The Administration of Nicholas Murray Butler
Above: Butler's autographed photo of Marshal Joffre; Below, telegrams of support to Wilson from Butler and Columbia trustees
Columbia’s administration, led by President Nicholas Murray Bulter, was the driving force behind much of the war enthusiasm on campus. It was Butler, along with the University Secretary Frank D. Fackenthal and the trustees of the university, who were responsible for the Columbia personnel surveys; for the reorganization of the university along war lines; for the series of demonstrations and parades that took place on campus; for the militarization of student life; in short, for the war as it came to Columbia.
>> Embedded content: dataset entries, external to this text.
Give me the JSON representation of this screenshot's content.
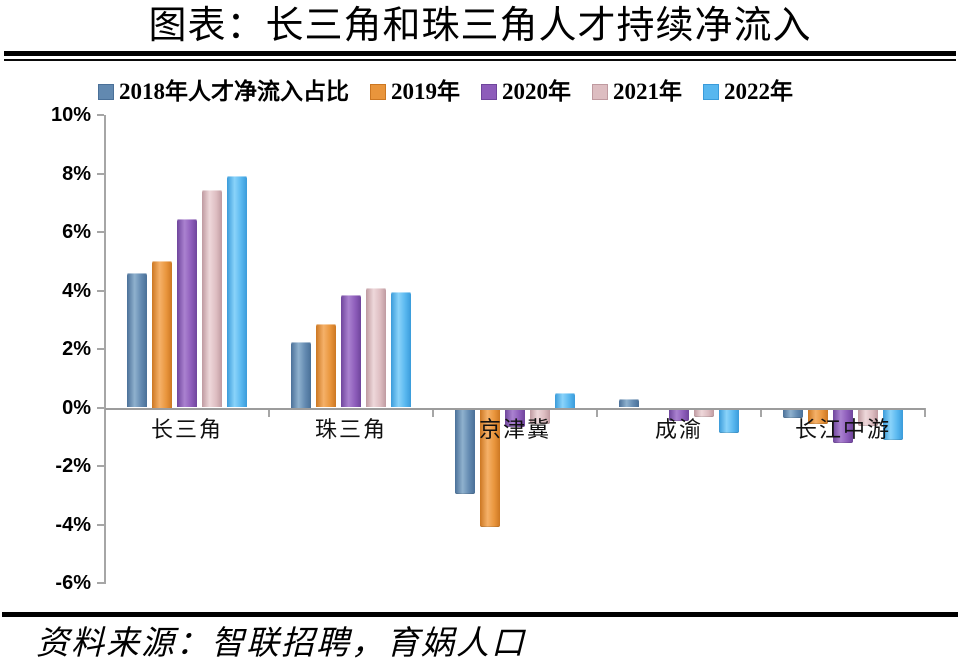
{
  "page": {
    "title": "图表：长三角和珠三角人才持续净流入",
    "source": "资料来源：智联招聘，育娲人口"
  },
  "chart_data": {
    "type": "bar",
    "title": "图表：长三角和珠三角人才持续净流入",
    "categories": [
      "长三角",
      "珠三角",
      "京津冀",
      "成渝",
      "长江中游"
    ],
    "series": [
      {
        "name": "2018年人才净流入占比",
        "color": "#6289b0",
        "light": "#8fb1ce",
        "dark": "#4a7098",
        "values": [
          4.6,
          2.25,
          -2.9,
          0.3,
          -0.3
        ]
      },
      {
        "name": "2019年",
        "color": "#e9953c",
        "light": "#f5b169",
        "dark": "#cc7722",
        "values": [
          5.0,
          2.85,
          -4.0,
          0.0,
          -0.5
        ]
      },
      {
        "name": "2020年",
        "color": "#8d5cba",
        "light": "#aa82d0",
        "dark": "#6f459c",
        "values": [
          6.45,
          3.85,
          -0.6,
          -0.4,
          -1.15
        ]
      },
      {
        "name": "2021年",
        "color": "#ddbdc1",
        "light": "#eed8da",
        "dark": "#bf9aa0",
        "values": [
          7.45,
          4.1,
          -0.5,
          -0.25,
          -0.55
        ]
      },
      {
        "name": "2022年",
        "color": "#58b7ef",
        "light": "#8ad3fa",
        "dark": "#3a9bda",
        "values": [
          7.9,
          3.95,
          0.5,
          -0.8,
          -1.05
        ]
      }
    ],
    "ylim": [
      -6,
      10
    ],
    "ytick_step": 2,
    "ytick_labels": [
      "10%",
      "8%",
      "6%",
      "4%",
      "2%",
      "0%",
      "-2%",
      "-4%",
      "-6%"
    ],
    "xlabel": "",
    "ylabel": "",
    "legend_position": "top",
    "grid": false,
    "axis_color": "#a6a6a6"
  }
}
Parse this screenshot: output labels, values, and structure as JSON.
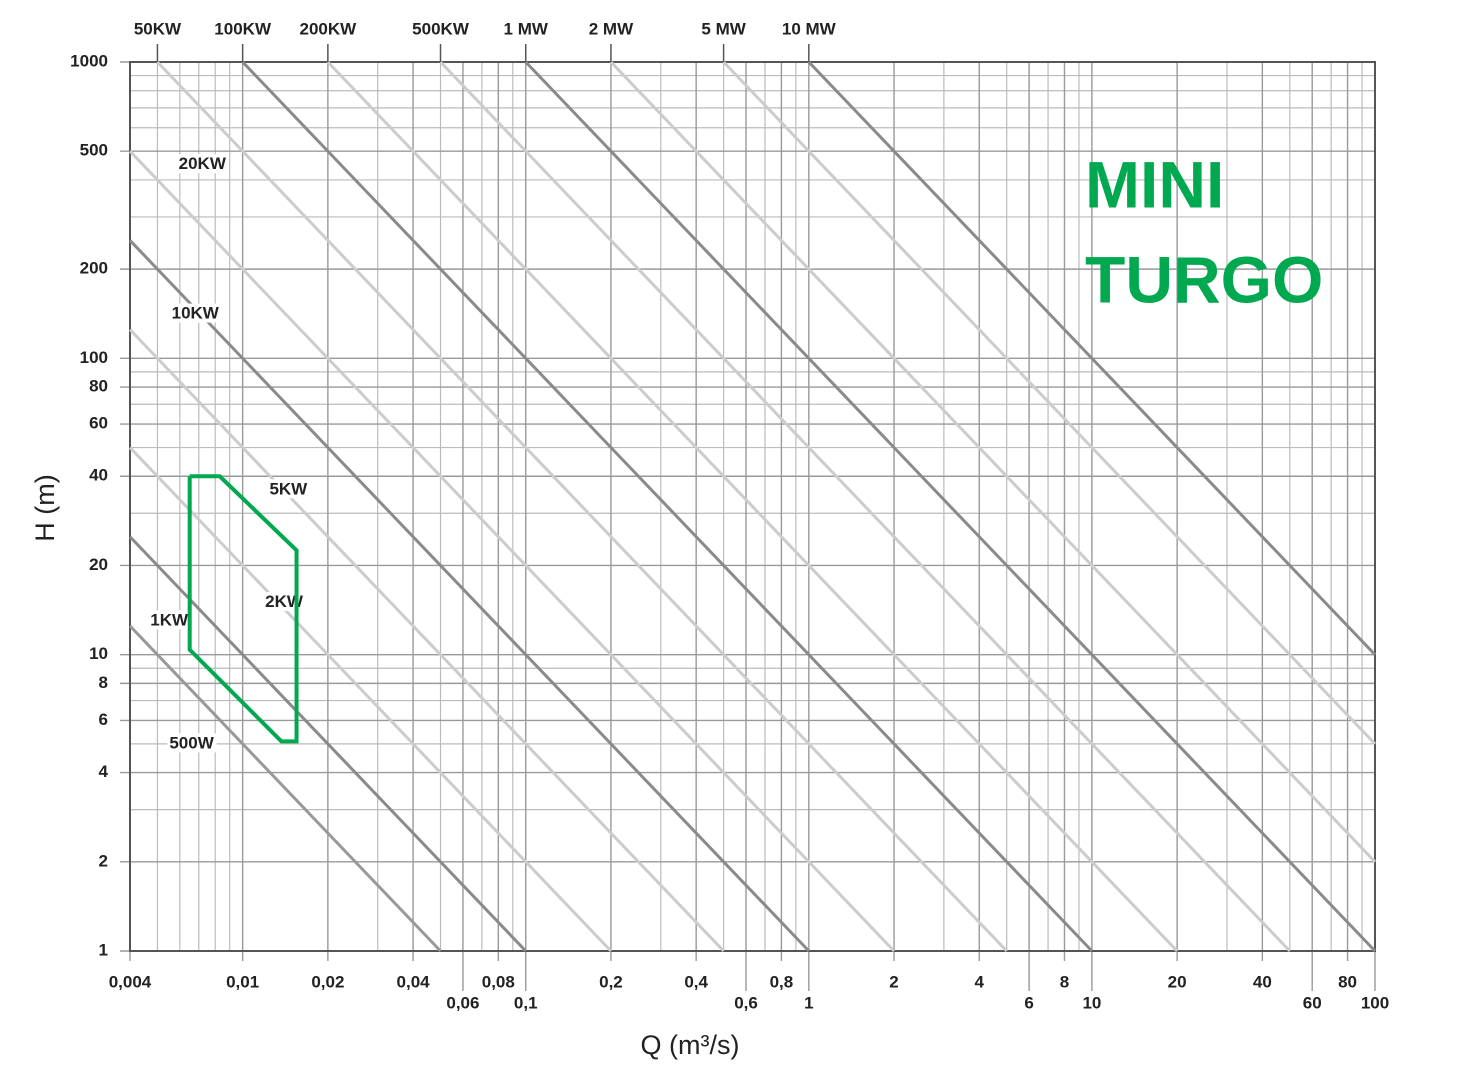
{
  "chart_data": {
    "type": "loglog-lines",
    "xlabel": "Q (m³/s)",
    "ylabel": "H (m)",
    "xlim": [
      0.004,
      100
    ],
    "ylim": [
      1,
      1000
    ],
    "xscale": "log",
    "yscale": "log",
    "grid": true,
    "minor_grid": true,
    "xticks": [
      {
        "value": 0.004,
        "label": "0,004"
      },
      {
        "value": 0.01,
        "label": "0,01"
      },
      {
        "value": 0.02,
        "label": "0,02"
      },
      {
        "value": 0.04,
        "label": "0,04"
      },
      {
        "value": 0.06,
        "label": "0,06"
      },
      {
        "value": 0.08,
        "label": "0,08"
      },
      {
        "value": 0.1,
        "label": "0,1"
      },
      {
        "value": 0.2,
        "label": "0,2"
      },
      {
        "value": 0.4,
        "label": "0,4"
      },
      {
        "value": 0.6,
        "label": "0,6"
      },
      {
        "value": 0.8,
        "label": "0,8"
      },
      1,
      2,
      4,
      6,
      8,
      10,
      20,
      40,
      60,
      80,
      100
    ],
    "yticks": [
      1,
      2,
      4,
      6,
      8,
      10,
      20,
      40,
      60,
      80,
      100,
      200,
      500,
      1000
    ],
    "lines": [
      {
        "label": "500W",
        "label_at": [
          0.0066,
          5
        ],
        "color": "#999999",
        "x": [
          0.004,
          0.05
        ],
        "y": [
          12.5,
          1
        ]
      },
      {
        "label": "1KW",
        "label_at": [
          0.0055,
          13
        ],
        "color": "#8a8a8a",
        "x": [
          0.004,
          0.1
        ],
        "y": [
          25,
          1
        ]
      },
      {
        "label": "2KW",
        "label_at": [
          0.014,
          15
        ],
        "color": "#cccccc",
        "x": [
          0.004,
          0.2
        ],
        "y": [
          50,
          1
        ]
      },
      {
        "label": "5KW",
        "label_at": [
          0.0145,
          36
        ],
        "color": "#cccccc",
        "x": [
          0.004,
          0.5
        ],
        "y": [
          125,
          1
        ]
      },
      {
        "label": "10KW",
        "label_at": [
          0.0068,
          141
        ],
        "color": "#8a8a8a",
        "x": [
          0.004,
          1
        ],
        "y": [
          250,
          1
        ]
      },
      {
        "label": "20KW",
        "label_at": [
          0.0072,
          450
        ],
        "color": "#cccccc",
        "x": [
          0.004,
          2
        ],
        "y": [
          500,
          1
        ]
      },
      {
        "label": "50KW",
        "color": "#cccccc",
        "x": [
          0.005,
          5
        ],
        "y": [
          1000,
          1
        ]
      },
      {
        "label": "100KW",
        "color": "#8a8a8a",
        "x": [
          0.01,
          10
        ],
        "y": [
          1000,
          1
        ]
      },
      {
        "label": "200KW",
        "color": "#cccccc",
        "x": [
          0.02,
          20
        ],
        "y": [
          1000,
          1
        ]
      },
      {
        "label": "500KW",
        "color": "#cccccc",
        "x": [
          0.05,
          50
        ],
        "y": [
          1000,
          1
        ]
      },
      {
        "label": "1 MW",
        "color": "#8a8a8a",
        "x": [
          0.1,
          100
        ],
        "y": [
          1000,
          1
        ]
      },
      {
        "label": "2 MW",
        "color": "#cccccc",
        "x": [
          0.2,
          100
        ],
        "y": [
          1000,
          2
        ]
      },
      {
        "label": "5 MW",
        "color": "#cccccc",
        "x": [
          0.5,
          100
        ],
        "y": [
          1000,
          5
        ]
      },
      {
        "label": "10 MW",
        "color": "#8a8a8a",
        "x": [
          1,
          100
        ],
        "y": [
          1000,
          10
        ]
      }
    ],
    "region": {
      "label_lines": [
        "MINI",
        "TURGO"
      ],
      "color": "#00a850",
      "x": [
        0.0065,
        0.0083,
        0.0155,
        0.0155,
        0.0137,
        0.0065,
        0.0065
      ],
      "y": [
        40,
        40,
        22.5,
        5.1,
        5.1,
        10.4,
        40
      ]
    }
  }
}
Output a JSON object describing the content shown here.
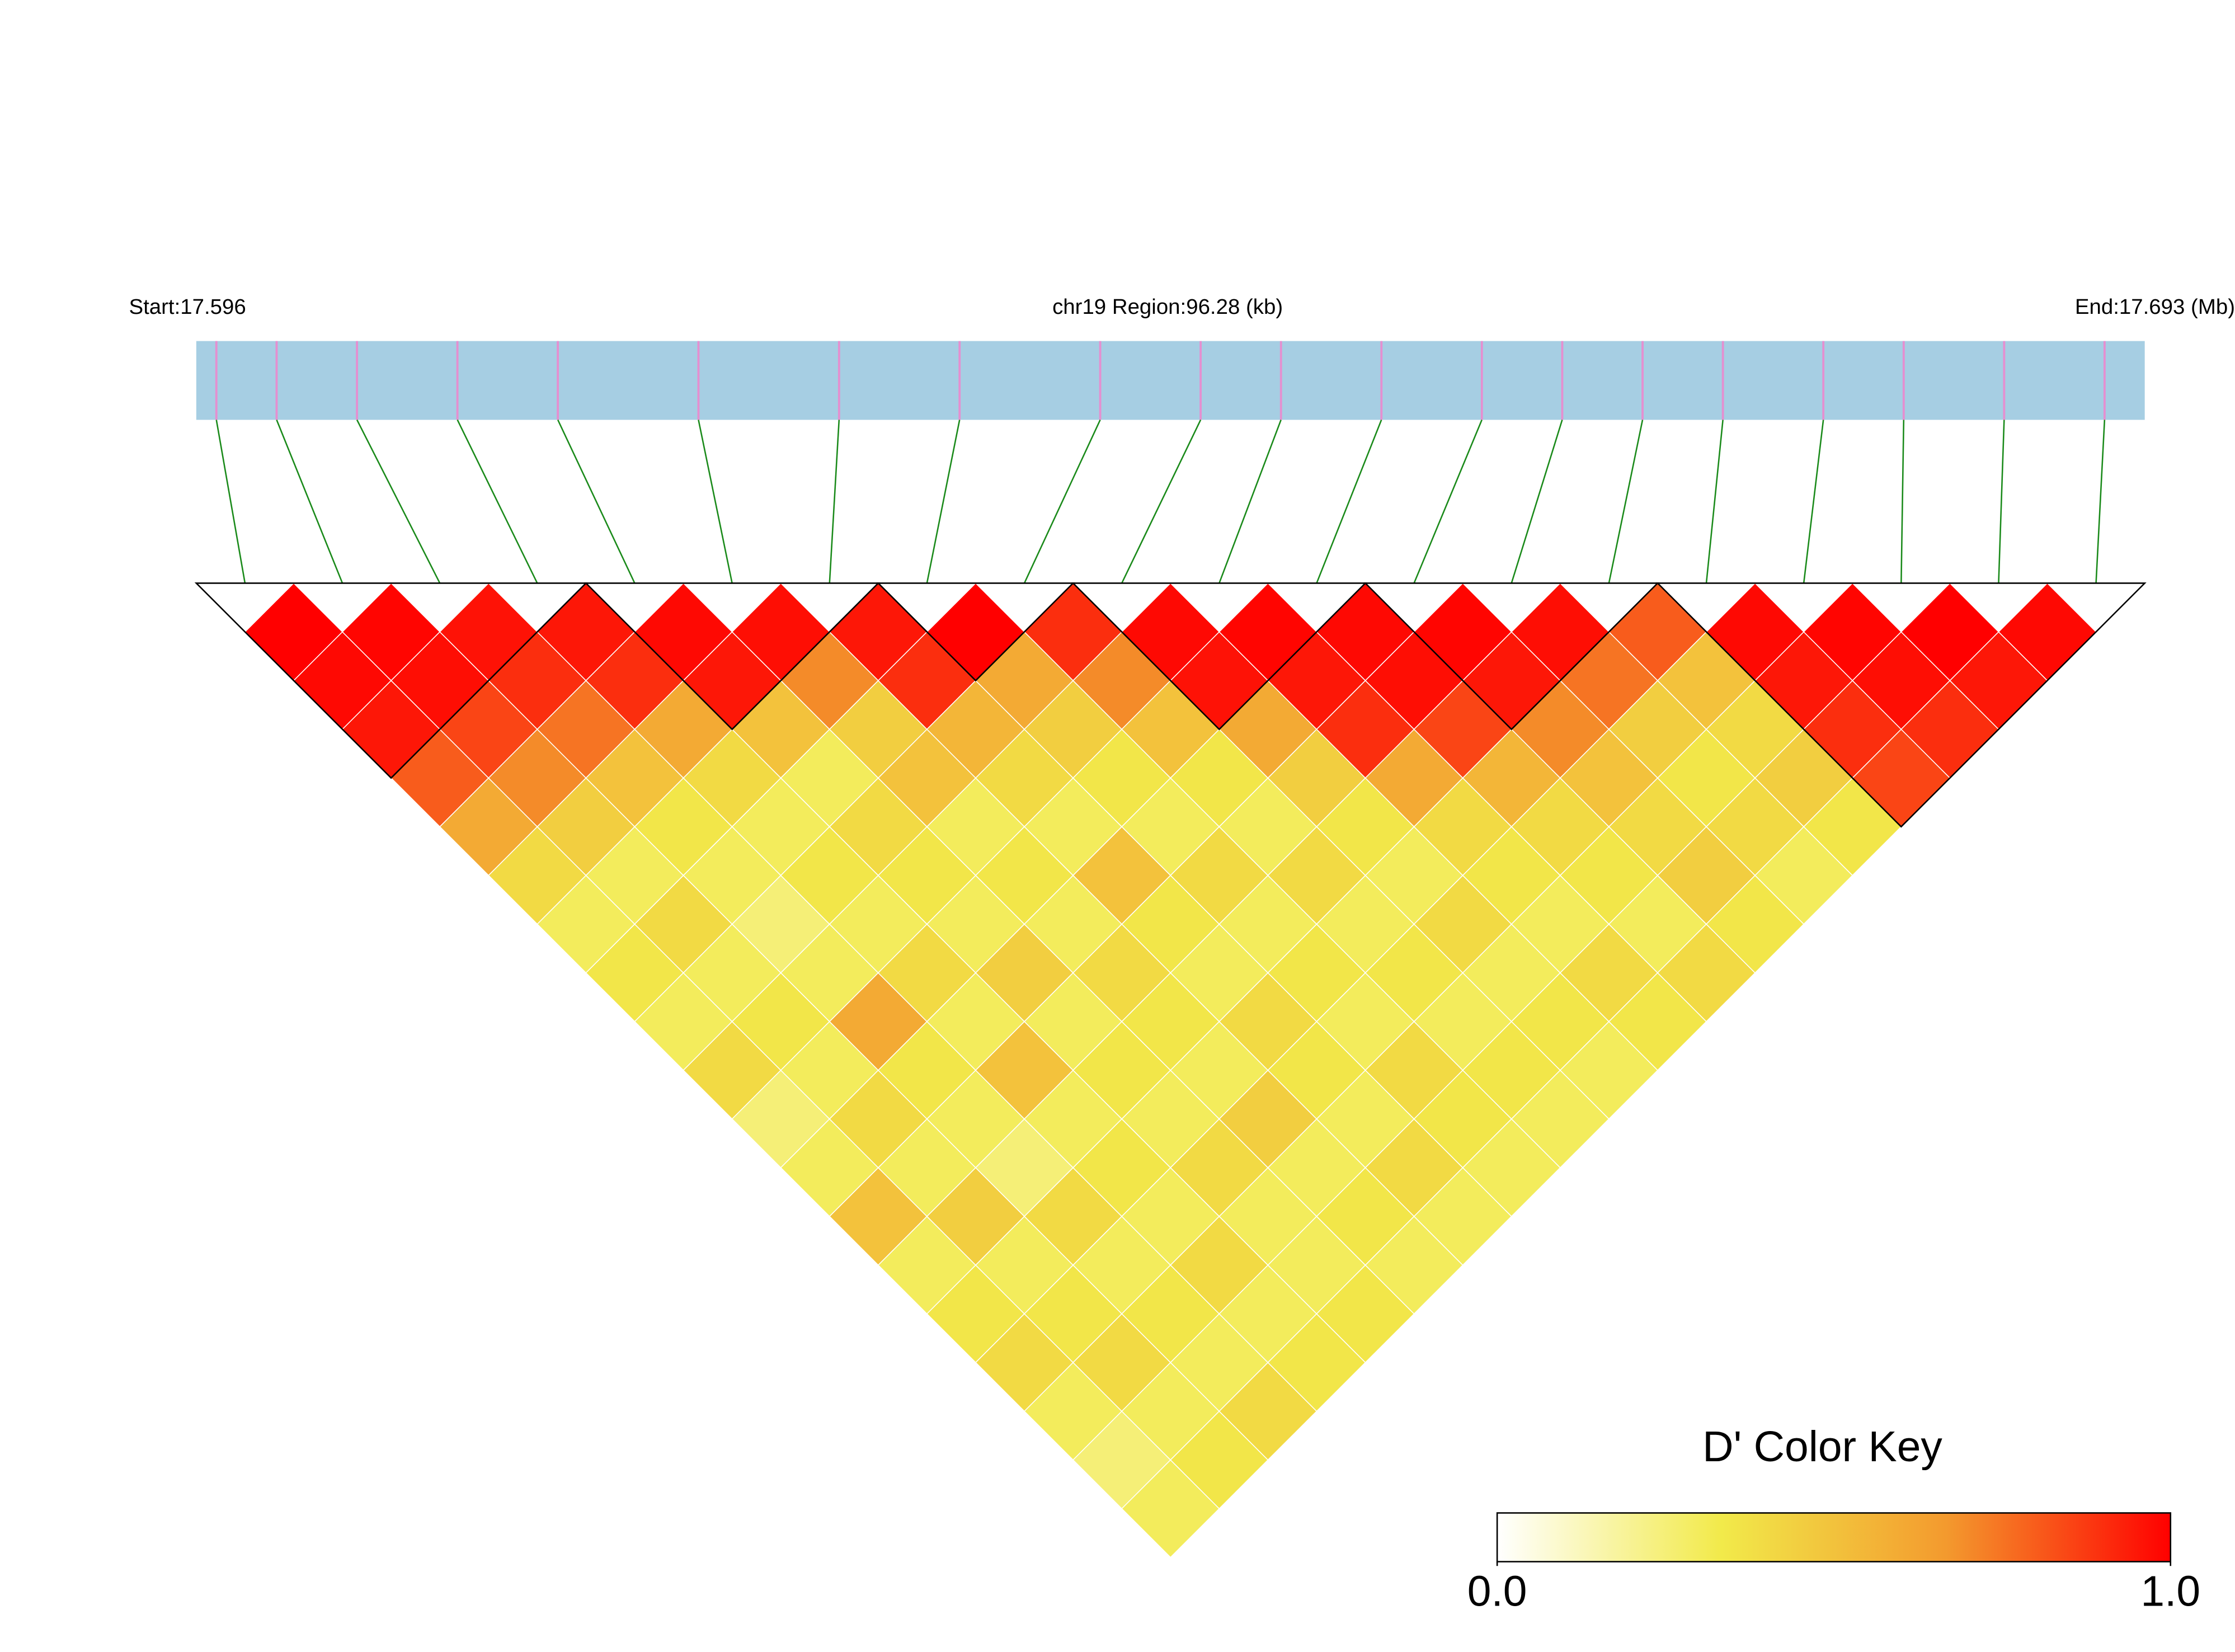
{
  "chart_data": {
    "type": "ld_heatmap",
    "title": "chr19 Region:96.28 (kb)",
    "xlim": [
      17.596,
      17.693
    ],
    "xticks": [
      {
        "value": 17.596,
        "label": "Start:17.596"
      },
      {
        "value": 17.693,
        "label": "End:17.693 (Mb)"
      }
    ],
    "snp_positions": [
      17.597,
      17.6,
      17.604,
      17.609,
      17.614,
      17.621,
      17.628,
      17.634,
      17.641,
      17.646,
      17.65,
      17.655,
      17.66,
      17.664,
      17.668,
      17.672,
      17.677,
      17.681,
      17.686,
      17.691
    ],
    "dprime": [
      [
        1,
        0.98,
        0.95,
        0.8,
        0.6,
        0.4,
        0.3,
        0.35,
        0.3,
        0.4,
        0.25,
        0.3,
        0.5,
        0.3,
        0.35,
        0.4,
        0.3,
        0.25,
        0.3
      ],
      [
        0.99,
        0.97,
        0.85,
        0.7,
        0.45,
        0.3,
        0.4,
        0.3,
        0.35,
        0.3,
        0.4,
        0.3,
        0.45,
        0.3,
        0.35,
        0.4,
        0.3,
        0.35
      ],
      [
        0.96,
        0.9,
        0.75,
        0.5,
        0.35,
        0.3,
        0.25,
        0.3,
        0.6,
        0.35,
        0.3,
        0.25,
        0.4,
        0.3,
        0.35,
        0.3,
        0.4
      ],
      [
        0.95,
        0.9,
        0.6,
        0.4,
        0.3,
        0.35,
        0.3,
        0.4,
        0.3,
        0.5,
        0.3,
        0.35,
        0.3,
        0.4,
        0.3,
        0.35
      ],
      [
        0.98,
        0.95,
        0.5,
        0.3,
        0.4,
        0.35,
        0.3,
        0.45,
        0.3,
        0.35,
        0.3,
        0.4,
        0.3,
        0.3,
        0.35
      ],
      [
        0.97,
        0.7,
        0.45,
        0.5,
        0.3,
        0.35,
        0.3,
        0.4,
        0.35,
        0.3,
        0.45,
        0.3,
        0.35,
        0.3
      ],
      [
        0.95,
        0.9,
        0.55,
        0.4,
        0.3,
        0.5,
        0.35,
        0.3,
        0.4,
        0.35,
        0.3,
        0.4,
        0.3
      ],
      [
        1,
        0.6,
        0.45,
        0.35,
        0.3,
        0.4,
        0.3,
        0.35,
        0.3,
        0.4,
        0.35,
        0.3
      ],
      [
        0.9,
        0.7,
        0.5,
        0.35,
        0.3,
        0.4,
        0.3,
        0.35,
        0.3,
        0.35,
        0.3
      ],
      [
        0.98,
        0.96,
        0.6,
        0.45,
        0.35,
        0.3,
        0.4,
        0.3,
        0.35,
        0.3
      ],
      [
        0.99,
        0.95,
        0.9,
        0.6,
        0.4,
        0.35,
        0.3,
        0.4,
        0.35
      ],
      [
        0.98,
        0.97,
        0.85,
        0.55,
        0.4,
        0.35,
        0.3,
        0.4
      ],
      [
        0.99,
        0.95,
        0.7,
        0.5,
        0.4,
        0.45,
        0.35
      ],
      [
        0.97,
        0.75,
        0.45,
        0.35,
        0.4,
        0.3
      ],
      [
        0.8,
        0.5,
        0.4,
        0.45,
        0.35
      ],
      [
        0.98,
        0.95,
        0.9,
        0.85
      ],
      [
        0.99,
        0.97,
        0.9
      ],
      [
        1,
        0.95
      ],
      [
        0.98
      ]
    ],
    "blocks": [
      [
        0,
        3
      ],
      [
        4,
        6
      ],
      [
        7,
        8
      ],
      [
        9,
        11
      ],
      [
        12,
        14
      ],
      [
        15,
        19
      ]
    ],
    "bar_color": "#a6cee3",
    "snp_color": "#e58fd0",
    "link_color": "#1a8a1a",
    "colors": [
      "#ffffff",
      "#f2ea4a",
      "#f39a2e",
      "#ff0000"
    ],
    "color_key": {
      "title": "D' Color Key",
      "lim": [
        0,
        1
      ],
      "ticks": [
        {
          "value": 0,
          "label": "0.0"
        },
        {
          "value": 1,
          "label": "1.0"
        }
      ]
    }
  }
}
But Butler’s enthusiasm seemed to stand out from the rest. He seemed to positively relish in the possibility of subsuming the purposes of education to the needs of war, and constantly pushed and encouraged Columbia’s involvement in almost any war-related endeavor he could find. The surviving photographs of the era show Butler beaming effusively when reviewing Columbia’s would-be soldiers; he appears happier still when presiding over the university’s July 1917 “first war commencement,” at which Marshal Joffre, who presided over some of the war’s bloodiest battles, was given an honorary degree.
Butler, apparently a fan, got an autograph.
Under Butler, Columbia’s administration also encouraged university staff to get involved. Like other institutions, Columbia offered to act as an agent of the national government in funding the war. Columbia staff were encouraged to participate in a liberty bond program, wherein a certain portion of their salaries were deducted and used to buy bonds. In lieu of a more comprehensive taxation bureaucracy, institutions like Columbia stepped in.
Above: Fragments of the speeches given at the Automobile Club; Below, a newspaper article on that same gathering
With the possible exception of Nicholas Murray Butler, no one beat the drum louder than Columbia’s alumni. In fact, prior to the war’s declaration, this was a major source of tension between Columbia students and alumni.
In late 1916, responding to what they thought was the low level of enthusiasm among Columbia students for war preparedness, the alumni invited Major General Leonard Wood to speak on the subject at a gathering of alumni held at the Automobile Club, at 247 West 54th Street. Incomplete fragments of the meeting can be found below, wherein the alumni present (including the mayor of the city, John Purroy Mitchel) and General Wood castigate Columbia students for their failure to enroll in preparedness programs, citing their lack of manliness and resolve. The alumni were deeply disturbed, particularly by the pacifists who seemed to have a strong foothold among the student body (it’s worth noting that those present were happy to announce that 242 Columbia men had gone to the camp at Plattsburg, about 75 of which were undergraduates; at the same meeting they also announced that hundreds of students had attended a pacifist rally. The contrast was not lost on them).
Why exactly the alumni were so jingoistic is difficult to say exactly. It may have been that many of them, particularly those with degrees from the 1880s to 1910s, had a sort of war envy, having missed serving in the Civil War, or chosen not to participate in the Spanish American War, which was much more limited in scope. Historians have noted a similar sentiment in the Southern generation of the post Reconstruction period (there, mixed with the shame of defeat), and indeed it may have extended across the country as well. This, however, is only a guess.
Still, it is clear that the alumni were well invested – even personally invested – in the concept of a war-mobilized Columbia. Indeed, alumni even responded to student anti-war activism in the media, believing that the students were besmirching their alma mater’s good name.
When war was declared and pacifist sentiment on campus was either repressed or dissipated, Columbia alumni remained supportive. They paid for various festivities and publications. They comprised of a large component of the Columbia University Battalion.
Trustees of Columbia University, New York City
It is indeed an honor to be an alumnus of a University with a heart and a spirit that prompts and inspires its leaders to go across the sea to minister to and cheer those of its members who have gone and may go in the service of their country.
I am certain that this thoughtfull (sic) step by Columbia will find a most cordial response in all of us who go – and many must. The silent, but unexpressed appreciation to Columbia for her part in establishing the American University Union by Columbia men will be a lasting tribute to the patriotism fostered the by University and a foundation stone upon which the love of freedom will forever grow.
F.M.A.-K.S.C (in pen) Forrest M. Anderson
Letter of Nov 6, 1917, from the Law office of Locke and Locke, Praetorian Building, Dallas, Texas
Indeed, they could occasionally be opportunistic about the war’s advent, as several ex-pats in Europe were; they saw in the war, and the coming influx of American Columbia graduates, an opportunity to boost the membership of their own alumni social club, the Columbia Paris Association.